Referral to emergency

If any of the following are present or suspected, please refer the patient to the emergency department (via ambulance if necessary) or seek emergent medical advice if in a remote region.

  • for newly diagnosed proliferative diabetic retinopathy – please call the on call registrar to discuss prior to referral to emergency

Please contact the on-call registrar to discuss your concerns prior to referral.

For clinical advice, please telephone the relevant metropolitan Local Health Network switchboard and ask to speak to the relevant specialty service.

Central Adelaide Local Health Network

Northern Adelaide Local Health Network 

Southern Adelaide Local Health Network

Exclusions

  • patients without confirmed diabetic retinopathy
  • patients with minimal or mild non-proliferative diabetic retinopathy (NPDR)

Triage categories

Category 1 (appointment clinically indicated within 30 days)

  • confirmed diabetes along with any of the subsequent conditions:
    • proliferative diabetic retinopathy (PDR) – please call registrar to discuss
    • vitreous haemorrhage – please call registrar to discuss
    • assessment of diabetic retinopathy during pregnancy

Category 2 (appointment clinically indicated within 90 days)

  • confirmed diabetes along with any of the subsequent conditions:
    • moderate NPDR characterized by multiple microaneurysms, dot-and-blot haemorrhage, venous beading, and/or cotton wool spots
    • non-centre macular oedema
    • centre-involved macular oedema
    • severe non-proliferative diabetic retinopathy (NPDR) characterised by cotton wool spots, venous beading, and severe intraretinal microvascular abnormalities

Category 3 (appointment clinically indicated within 365 days)

  • diabetic retinopathy not otherwise specified

For more on outpatient referrals, see the general referral information page.

Essential referral information

Completion required before first appointment to ensure patients are ready for care.
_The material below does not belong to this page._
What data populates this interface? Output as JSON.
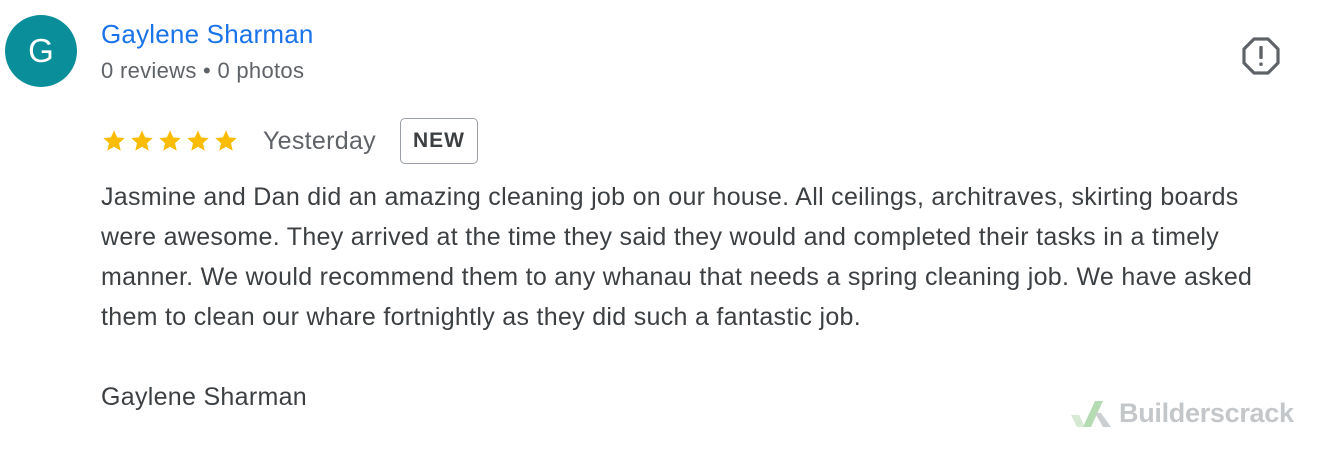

Please indicate in the referral if the patient is unable to access mandatory tests or investigations as they incur a cost or are unavailable locally.

  • identifies as Aboriginal and/or Torres Strait Islander
  • relevant social history, including identifying if you feel your patient is from a vulnerable population and/or requires a third party to receive correspondence on their behalf
  • interpreter required
  • pregnancy status
  • relevant past medical/surgical history
  • current medications, allergies
  • ocular history, including:
    • symptoms and duration of clinical presentation
    • surgery and medical management, including glasses/retinal laser
    • diabetes history
    • medication management
    • other eye conditions, for example, unilateral vision
  • eye and vision examination both eyes:
    • best corrected visual acuity
    • retinal examination through dilated pupils were possible including optic nerve, macula and peripheral retinal examination
    • anterior eye assessment with slit lamp examination where possible
  • relevant social information including:
    • employment/education associated implications
    • carer for partner/family member
    • lives alone, unable to manage daily activities due to vision loss
  • optical coherence tomography (OCT) where possible
  • optometrist report less than 3 months old at time of referral
  • photograph – with patient’s consent, where secure image transfer, identification and storage is possible where appropriate

Additional information to assist triage categorisation

  • blood pressure trend/s
  • pathology:
    • complete blood examination (CBE)
    • urea electrolytes and creatinine (UEC)
    • estimated glomerular filtration rate (eGFR)
    • glycated haemoglobin (HbA1C) trends for past 12 months where possible
    • fasting blood glucose results
    • fasting lipids results

Clinical management advice

For individuals diagnosed with type 2 diabetes mellitus, screening for diabetic retinopathy should be performed at the time of diagnosis, with further screenings occurring every two years if retinopathy is not present

Ensure that all people with diabetes have a dilated fundus examination and visual acuity assessment at the diagnosis of diabetes and at least every 2 years

Those with type 1 diabetes should be screened every two years from the onset of puberty.

Patients falling under specific categories, including those with a duration of diabetes exceeding 15 years, suboptimal glycaemic control, systemic disease, foot ulcers, and those of Aboriginal and Torres Strait Islander/culturally and linguistically diverse (CALD) background, should undergo yearly screenings carried out by a community optometrist.

Non-centre involving macular oedema refers to the swelling of the macula that occurs outside the foveal centre, which is the part of the retina responsible for sharp central vision. In the case of diabetic macular oedema, it specifically refers to the thickening that occurs at a distance of two-disc diameters from the foveal centre but not closer than 500 microns. This condition can cause vision problems and is often accompanied by other symptoms such as microaneurysms, haemorrhages, and hard exudates.